Devletin Kılcal Damarlarındaki Gizli Yapı: FETÖ
Ünal TAYFUR
Devletin Kılcal Damarlarındaki Gizli Yapı: FETÖ’nün Örgütlenme Modeli ve Mücadele Süreci
FETÖ, modern Türkiye tarihinde devletin en kritik kurumlarına sinsice yerleşmiş, dini görünümlü bir istihbarat ve kontrol örgütü olarak dikkat çekmiştir. Eğitim ve sınav sistemini kullanarak bürokrasiye sızan bu yapı, uzun yıllar boyunca devleti içeriden şekillendirme çabasında bulunmuştur. 15 Temmuz 2016'daki darbe girişimi, bu örgütün gerçek kimliğini ve niyetini milletin gözleri önüne sermiştir.
Polis teşkilatı, yargı ve bürokrasi gibi kilit alanlarda örgütlenen FETÖ mensupları, sınav sorularının çalınması, mülakat manipülasyonları ve referans zincirleriyle etkin konumlara getirilmişlerdir. Takiyye stratejisiyle kendi mensuplarını saklayan örgüt, uzun yıllar boyunca kamu vicdanında “hizmet” olarak algılanmış, bu da mücadeleyi daha da karmaşık hale getirmiştir. 15 Temmuz sonrasında başlayan yeniden yapılanma süreci, sadece personel değişimiyle değil, kurumsal kültürün ve denetim mekanizmalarının dönüşümüyle anlam kazanmıştır.
Örgütün uluslararası alanda varlığını sürdürmesi, Türkiye'nin dış politikasına da ciddi etkiler yapmıştır. ABD ve Avrupa’da bazı ülkeler tarafından sivil toplum kuruluşu gibi kabul edilip korunan FETÖ yapılanmaları, küresel düzlemde medya ve eğitim ağlarıyla algı mühendisliğini sürdürmektedir. Türkiye’nin iade talepleri çoğu kez hukuki veya diplomatik engellerle karşılaşmakta, bu da mücadeleyi yalnızca içerde değil, dışarıda da gerekli kılmaktadır.

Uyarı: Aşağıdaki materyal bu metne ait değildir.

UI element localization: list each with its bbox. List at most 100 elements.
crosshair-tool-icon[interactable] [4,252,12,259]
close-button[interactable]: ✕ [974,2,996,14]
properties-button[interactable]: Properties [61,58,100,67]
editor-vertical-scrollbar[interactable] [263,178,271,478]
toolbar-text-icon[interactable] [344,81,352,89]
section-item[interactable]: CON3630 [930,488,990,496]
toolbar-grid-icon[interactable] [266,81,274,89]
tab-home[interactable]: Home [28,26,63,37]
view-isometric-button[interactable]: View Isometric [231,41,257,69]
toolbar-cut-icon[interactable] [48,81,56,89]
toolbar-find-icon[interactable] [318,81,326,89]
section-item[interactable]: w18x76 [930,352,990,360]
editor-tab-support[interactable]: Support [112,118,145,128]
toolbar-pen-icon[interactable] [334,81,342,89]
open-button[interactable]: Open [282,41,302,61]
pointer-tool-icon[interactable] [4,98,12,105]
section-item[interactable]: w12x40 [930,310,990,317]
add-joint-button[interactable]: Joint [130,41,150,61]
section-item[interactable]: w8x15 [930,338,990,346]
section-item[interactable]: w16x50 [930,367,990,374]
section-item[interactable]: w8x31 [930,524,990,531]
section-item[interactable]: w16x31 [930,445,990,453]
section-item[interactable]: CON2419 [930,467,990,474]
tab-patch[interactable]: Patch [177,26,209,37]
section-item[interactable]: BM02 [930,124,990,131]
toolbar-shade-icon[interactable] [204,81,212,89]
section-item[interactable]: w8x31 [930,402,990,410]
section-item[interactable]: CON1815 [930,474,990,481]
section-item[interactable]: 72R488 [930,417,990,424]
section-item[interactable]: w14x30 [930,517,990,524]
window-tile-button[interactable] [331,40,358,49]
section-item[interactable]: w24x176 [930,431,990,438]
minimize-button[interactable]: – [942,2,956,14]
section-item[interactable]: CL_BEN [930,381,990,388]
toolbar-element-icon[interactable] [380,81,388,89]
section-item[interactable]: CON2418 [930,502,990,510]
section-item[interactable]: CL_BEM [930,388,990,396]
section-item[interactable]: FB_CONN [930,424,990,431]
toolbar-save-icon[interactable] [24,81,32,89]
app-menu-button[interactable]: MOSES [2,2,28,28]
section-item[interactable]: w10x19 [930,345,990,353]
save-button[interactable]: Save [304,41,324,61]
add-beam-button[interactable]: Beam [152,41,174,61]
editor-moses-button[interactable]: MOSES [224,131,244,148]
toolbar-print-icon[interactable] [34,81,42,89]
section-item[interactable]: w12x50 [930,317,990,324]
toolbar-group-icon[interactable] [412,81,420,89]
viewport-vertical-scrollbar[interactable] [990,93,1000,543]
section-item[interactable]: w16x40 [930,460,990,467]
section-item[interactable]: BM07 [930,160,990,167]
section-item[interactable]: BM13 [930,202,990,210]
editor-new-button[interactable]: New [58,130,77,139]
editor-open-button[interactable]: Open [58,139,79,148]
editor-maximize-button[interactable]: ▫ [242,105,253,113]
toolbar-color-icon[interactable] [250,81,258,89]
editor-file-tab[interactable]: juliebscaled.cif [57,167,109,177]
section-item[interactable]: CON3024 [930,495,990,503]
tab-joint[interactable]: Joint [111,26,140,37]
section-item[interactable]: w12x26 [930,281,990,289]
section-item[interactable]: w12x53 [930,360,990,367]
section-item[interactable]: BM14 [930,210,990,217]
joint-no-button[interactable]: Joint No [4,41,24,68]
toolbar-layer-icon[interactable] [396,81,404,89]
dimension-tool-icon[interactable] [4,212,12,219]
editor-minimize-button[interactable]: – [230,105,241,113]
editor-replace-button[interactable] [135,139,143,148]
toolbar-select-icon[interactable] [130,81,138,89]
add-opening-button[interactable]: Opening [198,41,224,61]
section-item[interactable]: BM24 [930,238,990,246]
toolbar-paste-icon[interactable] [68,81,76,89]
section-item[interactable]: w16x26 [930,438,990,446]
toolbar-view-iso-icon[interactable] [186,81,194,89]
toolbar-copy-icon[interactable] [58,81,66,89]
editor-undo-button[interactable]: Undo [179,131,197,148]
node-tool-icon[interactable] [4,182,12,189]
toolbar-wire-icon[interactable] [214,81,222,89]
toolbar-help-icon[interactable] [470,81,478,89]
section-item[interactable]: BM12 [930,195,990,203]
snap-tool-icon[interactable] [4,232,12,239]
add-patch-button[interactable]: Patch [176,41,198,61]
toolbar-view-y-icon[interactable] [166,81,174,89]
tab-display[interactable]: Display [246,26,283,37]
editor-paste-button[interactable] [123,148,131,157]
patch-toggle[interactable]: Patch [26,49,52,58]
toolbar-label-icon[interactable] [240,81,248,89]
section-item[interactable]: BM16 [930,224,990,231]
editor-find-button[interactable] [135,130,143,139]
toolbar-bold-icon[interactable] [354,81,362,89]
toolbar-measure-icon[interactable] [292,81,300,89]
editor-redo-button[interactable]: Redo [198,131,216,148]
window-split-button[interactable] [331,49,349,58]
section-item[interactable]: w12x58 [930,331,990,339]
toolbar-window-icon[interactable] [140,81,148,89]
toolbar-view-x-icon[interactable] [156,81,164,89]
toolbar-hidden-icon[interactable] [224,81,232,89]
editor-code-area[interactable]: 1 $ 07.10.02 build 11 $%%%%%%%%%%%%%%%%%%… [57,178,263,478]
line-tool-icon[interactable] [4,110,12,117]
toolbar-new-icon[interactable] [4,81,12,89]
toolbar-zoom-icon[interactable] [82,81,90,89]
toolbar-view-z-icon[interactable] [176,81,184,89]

Toplumun bu yapıya karşı tepkisi ise çok katmanlıdır. Kimi insanlar sadece bankaya para yatırmak, yurtta yemek yemek gibi basit gerekçelerle görevden alındıklarını ifade etmekte; kimileri selam vermek gibi hafif temasların bile cezalandırıldığını dile getirmektedir. Bu anlatılar, örgütle gerçek bağları olanların sorumluluktan kaçma eğilimini gösterirken, bazı masum bireylerin de mağduriyetine yol açabilmiştir. En dikkat çekici noktalardan biri ise gerçek mensupların pişmanlık göstermemesi, “biz kandırıldık” diyememeleri ve örgüt liderine dair herhangi bir ahlaki kopuş yaşamamalarıdır. Bu, örgütün bireylerde oluşturduğu zihinsel ve duygusal bağların ne kadar derin olduğunun göstergesidir.
Sonuç olarak, FETÖ ile mücadelenin sadece hukuki değil, ahlaki, psikolojik ve sosyolojik bir zeminde yürütülmesi gerekmektedir. Toplumun pişmanlık kültürünün teşvik edilmesi, etkin pişmanlık mekanizmasının daha insani bir dille anlatılması ve bu sürecin bir “moral arınma” olarak görülmesi elzemdir. Bu yazının amacı, yaşananları unutmadan, geleceğe daha güçlü bir hafıza ve bilinçle yürümek için zihinsel bir pusula ortaya koymaktır. Çünkü bu mücadele bir dönemin değil, bir uyanışın hikâyesidir.